Projected at the back of the gallery, Yoon's silent video work again calls up toxicity in the context of the maternal body, although here the body is evoked by surrogates, by found and documentary images of nonhuman subjects. Intersection 4 juxtaposes a head shot of Yoon, attempting to keep her eyes on the viewer as she drifts off to sleep (her eyelids slide shut and snap open, her head nods and bobs), with a dreamy sequence of jellyfish undulating past the camera and, on the adjoining wall, a close-up view of a pair of plastic-gloved hands making the Korean dish known as kimchi.
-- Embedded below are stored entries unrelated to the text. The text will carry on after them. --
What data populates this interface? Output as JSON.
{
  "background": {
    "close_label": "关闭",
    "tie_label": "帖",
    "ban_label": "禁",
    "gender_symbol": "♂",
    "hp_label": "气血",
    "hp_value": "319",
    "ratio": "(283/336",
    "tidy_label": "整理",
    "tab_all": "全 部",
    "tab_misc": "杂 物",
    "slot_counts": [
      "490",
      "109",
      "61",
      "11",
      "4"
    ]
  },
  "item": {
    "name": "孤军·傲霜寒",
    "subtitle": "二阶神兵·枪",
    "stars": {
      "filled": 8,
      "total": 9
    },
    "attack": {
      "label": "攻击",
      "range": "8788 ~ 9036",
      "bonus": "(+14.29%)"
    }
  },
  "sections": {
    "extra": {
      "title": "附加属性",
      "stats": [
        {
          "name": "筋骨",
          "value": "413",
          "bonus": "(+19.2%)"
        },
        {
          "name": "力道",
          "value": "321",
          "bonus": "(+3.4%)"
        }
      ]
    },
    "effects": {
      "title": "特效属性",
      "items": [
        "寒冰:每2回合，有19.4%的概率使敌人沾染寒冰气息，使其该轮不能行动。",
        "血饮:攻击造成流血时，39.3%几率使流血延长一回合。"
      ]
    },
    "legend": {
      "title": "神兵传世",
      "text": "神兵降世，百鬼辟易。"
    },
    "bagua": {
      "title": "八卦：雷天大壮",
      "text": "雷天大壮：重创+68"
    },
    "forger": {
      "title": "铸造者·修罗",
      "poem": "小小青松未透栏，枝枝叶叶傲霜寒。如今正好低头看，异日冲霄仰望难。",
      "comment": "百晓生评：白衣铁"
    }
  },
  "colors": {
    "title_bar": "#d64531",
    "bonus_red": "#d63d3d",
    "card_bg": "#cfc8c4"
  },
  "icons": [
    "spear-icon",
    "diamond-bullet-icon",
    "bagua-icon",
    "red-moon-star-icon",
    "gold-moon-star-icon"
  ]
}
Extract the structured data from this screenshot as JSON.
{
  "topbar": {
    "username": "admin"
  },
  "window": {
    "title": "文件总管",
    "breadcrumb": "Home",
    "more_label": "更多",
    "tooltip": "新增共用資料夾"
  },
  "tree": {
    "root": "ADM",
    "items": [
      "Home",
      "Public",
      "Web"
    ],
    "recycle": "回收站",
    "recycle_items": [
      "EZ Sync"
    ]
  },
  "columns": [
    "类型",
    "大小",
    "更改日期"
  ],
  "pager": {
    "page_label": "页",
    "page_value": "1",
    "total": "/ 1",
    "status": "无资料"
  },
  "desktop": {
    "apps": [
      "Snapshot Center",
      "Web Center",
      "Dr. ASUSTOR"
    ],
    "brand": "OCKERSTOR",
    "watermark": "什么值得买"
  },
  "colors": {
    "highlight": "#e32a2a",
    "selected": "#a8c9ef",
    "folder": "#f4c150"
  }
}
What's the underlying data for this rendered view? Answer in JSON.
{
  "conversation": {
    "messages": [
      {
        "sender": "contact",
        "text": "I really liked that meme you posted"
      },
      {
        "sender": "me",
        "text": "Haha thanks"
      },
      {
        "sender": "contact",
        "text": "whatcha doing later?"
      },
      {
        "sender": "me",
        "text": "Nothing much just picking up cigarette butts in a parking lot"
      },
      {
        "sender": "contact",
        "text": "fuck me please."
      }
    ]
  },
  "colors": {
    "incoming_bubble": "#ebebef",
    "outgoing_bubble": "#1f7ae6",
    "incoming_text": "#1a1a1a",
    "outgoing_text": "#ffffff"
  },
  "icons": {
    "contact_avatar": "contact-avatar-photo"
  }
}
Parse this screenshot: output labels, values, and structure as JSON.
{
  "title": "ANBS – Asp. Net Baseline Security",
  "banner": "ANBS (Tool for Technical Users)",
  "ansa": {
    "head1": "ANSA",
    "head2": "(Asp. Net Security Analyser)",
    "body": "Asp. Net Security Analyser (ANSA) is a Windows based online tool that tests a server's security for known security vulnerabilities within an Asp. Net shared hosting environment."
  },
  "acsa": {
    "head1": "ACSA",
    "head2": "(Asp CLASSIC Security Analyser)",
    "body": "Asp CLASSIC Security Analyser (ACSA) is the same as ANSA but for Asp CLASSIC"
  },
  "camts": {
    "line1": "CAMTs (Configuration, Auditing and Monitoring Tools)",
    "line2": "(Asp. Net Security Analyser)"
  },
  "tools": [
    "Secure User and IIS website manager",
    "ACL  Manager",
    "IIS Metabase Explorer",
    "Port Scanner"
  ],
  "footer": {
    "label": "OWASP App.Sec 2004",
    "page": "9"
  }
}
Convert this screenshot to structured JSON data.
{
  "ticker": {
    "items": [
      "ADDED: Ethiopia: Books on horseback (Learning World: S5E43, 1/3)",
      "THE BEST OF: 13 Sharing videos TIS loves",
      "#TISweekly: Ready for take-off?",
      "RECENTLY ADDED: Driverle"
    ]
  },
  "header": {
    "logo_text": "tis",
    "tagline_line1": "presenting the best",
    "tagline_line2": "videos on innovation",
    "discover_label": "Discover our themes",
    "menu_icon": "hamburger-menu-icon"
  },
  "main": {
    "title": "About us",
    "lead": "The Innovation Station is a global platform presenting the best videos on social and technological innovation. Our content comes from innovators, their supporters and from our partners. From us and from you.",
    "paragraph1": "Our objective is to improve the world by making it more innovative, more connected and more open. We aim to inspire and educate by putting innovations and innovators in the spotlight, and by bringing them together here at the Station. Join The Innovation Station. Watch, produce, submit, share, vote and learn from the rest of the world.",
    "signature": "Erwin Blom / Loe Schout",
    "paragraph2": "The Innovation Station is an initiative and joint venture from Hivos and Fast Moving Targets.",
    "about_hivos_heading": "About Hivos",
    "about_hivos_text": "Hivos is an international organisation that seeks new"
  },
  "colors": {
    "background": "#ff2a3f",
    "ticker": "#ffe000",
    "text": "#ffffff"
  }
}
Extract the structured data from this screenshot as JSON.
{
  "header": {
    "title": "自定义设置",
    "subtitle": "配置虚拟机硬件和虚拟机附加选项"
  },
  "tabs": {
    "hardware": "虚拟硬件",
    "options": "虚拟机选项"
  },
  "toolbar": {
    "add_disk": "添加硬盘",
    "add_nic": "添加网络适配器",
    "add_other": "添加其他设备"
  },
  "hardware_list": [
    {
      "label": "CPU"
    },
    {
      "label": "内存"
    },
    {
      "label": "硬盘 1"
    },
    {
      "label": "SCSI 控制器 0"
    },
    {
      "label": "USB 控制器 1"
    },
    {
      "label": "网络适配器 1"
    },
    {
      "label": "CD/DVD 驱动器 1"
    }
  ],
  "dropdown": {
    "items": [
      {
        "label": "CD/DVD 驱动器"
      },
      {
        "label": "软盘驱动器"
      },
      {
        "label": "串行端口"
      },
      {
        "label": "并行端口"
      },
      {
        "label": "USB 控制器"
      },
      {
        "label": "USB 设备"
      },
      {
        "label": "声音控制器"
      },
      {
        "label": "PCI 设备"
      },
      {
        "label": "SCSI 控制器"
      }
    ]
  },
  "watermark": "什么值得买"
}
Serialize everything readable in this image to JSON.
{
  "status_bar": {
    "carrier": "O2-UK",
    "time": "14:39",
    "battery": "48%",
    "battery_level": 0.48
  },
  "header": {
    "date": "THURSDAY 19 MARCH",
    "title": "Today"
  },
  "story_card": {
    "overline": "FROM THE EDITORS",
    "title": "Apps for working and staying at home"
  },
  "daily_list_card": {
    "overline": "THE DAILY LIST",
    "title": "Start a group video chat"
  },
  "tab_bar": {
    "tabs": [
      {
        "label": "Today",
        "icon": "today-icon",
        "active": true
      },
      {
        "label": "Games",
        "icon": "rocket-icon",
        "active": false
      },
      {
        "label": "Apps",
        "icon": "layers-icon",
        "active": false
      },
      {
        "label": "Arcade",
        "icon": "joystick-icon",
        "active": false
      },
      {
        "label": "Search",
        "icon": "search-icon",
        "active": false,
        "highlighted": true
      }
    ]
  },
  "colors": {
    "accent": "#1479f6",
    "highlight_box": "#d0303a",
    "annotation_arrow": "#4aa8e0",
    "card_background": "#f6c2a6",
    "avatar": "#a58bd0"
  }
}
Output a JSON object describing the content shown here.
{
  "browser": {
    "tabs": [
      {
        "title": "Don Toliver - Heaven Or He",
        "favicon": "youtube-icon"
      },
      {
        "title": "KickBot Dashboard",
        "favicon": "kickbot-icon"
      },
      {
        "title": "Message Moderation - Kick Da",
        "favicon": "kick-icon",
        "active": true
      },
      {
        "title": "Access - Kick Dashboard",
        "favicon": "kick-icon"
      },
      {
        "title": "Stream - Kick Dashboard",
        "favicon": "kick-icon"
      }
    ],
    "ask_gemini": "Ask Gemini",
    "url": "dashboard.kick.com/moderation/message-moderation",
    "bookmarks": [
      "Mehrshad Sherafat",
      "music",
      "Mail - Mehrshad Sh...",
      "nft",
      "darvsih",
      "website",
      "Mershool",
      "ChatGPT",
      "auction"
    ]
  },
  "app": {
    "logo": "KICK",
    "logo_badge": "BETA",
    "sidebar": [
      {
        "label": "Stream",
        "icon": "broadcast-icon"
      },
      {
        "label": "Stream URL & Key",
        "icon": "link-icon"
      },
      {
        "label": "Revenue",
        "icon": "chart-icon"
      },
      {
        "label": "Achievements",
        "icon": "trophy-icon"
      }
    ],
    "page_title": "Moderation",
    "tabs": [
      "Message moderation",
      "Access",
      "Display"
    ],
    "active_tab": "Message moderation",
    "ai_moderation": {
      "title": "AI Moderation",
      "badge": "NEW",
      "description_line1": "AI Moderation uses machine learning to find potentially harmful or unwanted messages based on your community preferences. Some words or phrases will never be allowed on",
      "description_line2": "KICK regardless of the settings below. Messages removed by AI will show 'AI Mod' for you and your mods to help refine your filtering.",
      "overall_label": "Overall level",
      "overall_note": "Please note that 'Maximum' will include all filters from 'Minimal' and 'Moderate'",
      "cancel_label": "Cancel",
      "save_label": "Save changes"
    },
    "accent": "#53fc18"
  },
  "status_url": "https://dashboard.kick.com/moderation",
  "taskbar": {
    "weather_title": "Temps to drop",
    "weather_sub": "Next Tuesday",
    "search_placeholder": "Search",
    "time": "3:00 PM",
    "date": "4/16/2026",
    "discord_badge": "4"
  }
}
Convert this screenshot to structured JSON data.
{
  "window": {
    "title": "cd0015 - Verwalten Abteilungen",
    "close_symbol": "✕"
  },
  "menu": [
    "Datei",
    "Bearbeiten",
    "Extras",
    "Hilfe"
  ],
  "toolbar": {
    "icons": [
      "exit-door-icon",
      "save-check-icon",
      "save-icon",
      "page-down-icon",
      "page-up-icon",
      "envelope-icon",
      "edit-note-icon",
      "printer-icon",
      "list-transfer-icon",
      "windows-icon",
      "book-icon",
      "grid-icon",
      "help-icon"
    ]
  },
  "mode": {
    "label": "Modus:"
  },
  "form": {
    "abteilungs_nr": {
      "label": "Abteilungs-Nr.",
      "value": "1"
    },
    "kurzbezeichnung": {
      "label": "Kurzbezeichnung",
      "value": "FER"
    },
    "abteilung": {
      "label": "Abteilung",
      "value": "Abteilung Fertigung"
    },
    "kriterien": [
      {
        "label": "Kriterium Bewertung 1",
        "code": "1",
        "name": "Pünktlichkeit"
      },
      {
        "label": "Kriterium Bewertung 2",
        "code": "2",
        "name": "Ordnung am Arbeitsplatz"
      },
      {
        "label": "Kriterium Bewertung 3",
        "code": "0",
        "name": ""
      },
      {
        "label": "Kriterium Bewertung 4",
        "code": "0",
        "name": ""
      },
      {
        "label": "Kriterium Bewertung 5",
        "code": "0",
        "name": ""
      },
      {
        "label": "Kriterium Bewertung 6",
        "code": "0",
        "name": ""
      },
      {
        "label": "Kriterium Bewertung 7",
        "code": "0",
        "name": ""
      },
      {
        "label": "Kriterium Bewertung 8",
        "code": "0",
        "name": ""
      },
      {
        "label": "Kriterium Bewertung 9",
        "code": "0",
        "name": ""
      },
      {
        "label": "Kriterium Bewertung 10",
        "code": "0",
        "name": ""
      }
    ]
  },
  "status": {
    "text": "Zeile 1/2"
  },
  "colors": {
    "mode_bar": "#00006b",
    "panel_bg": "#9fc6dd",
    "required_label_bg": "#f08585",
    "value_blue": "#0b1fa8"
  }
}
Yoon's bobbing head seems to speak not only to a condition of exhausted maternity but also to a state of altered awareness, while the jellyfish, transparent, membranous, insubstantial, suggest otherness or alienation. Their transparency, however, is poisonous; their gorgeous undulations, dangerous.
It's in the images of kimchi production, however, in which thick chili paste is applied to layer after layer of cabbage leaves, that viscerality, childbirth, and the interior of the maternal body are most powerfully evoked. The folds and layers of the cabbage are metaphoric of female flesh and tissue, the bulbous end of the cabbage of the crowning head of a baby, and the chili paste of blood and gore. The rhythmic application of the chili paste to the delicate cabbage leaves is almost sexual, while the gloved hands suggest something surgical, invasive, almost violent. Instead of being inscribed on the body, maternity and otherness are simultaneously conjured from within it. It's an amazing conjunction of images.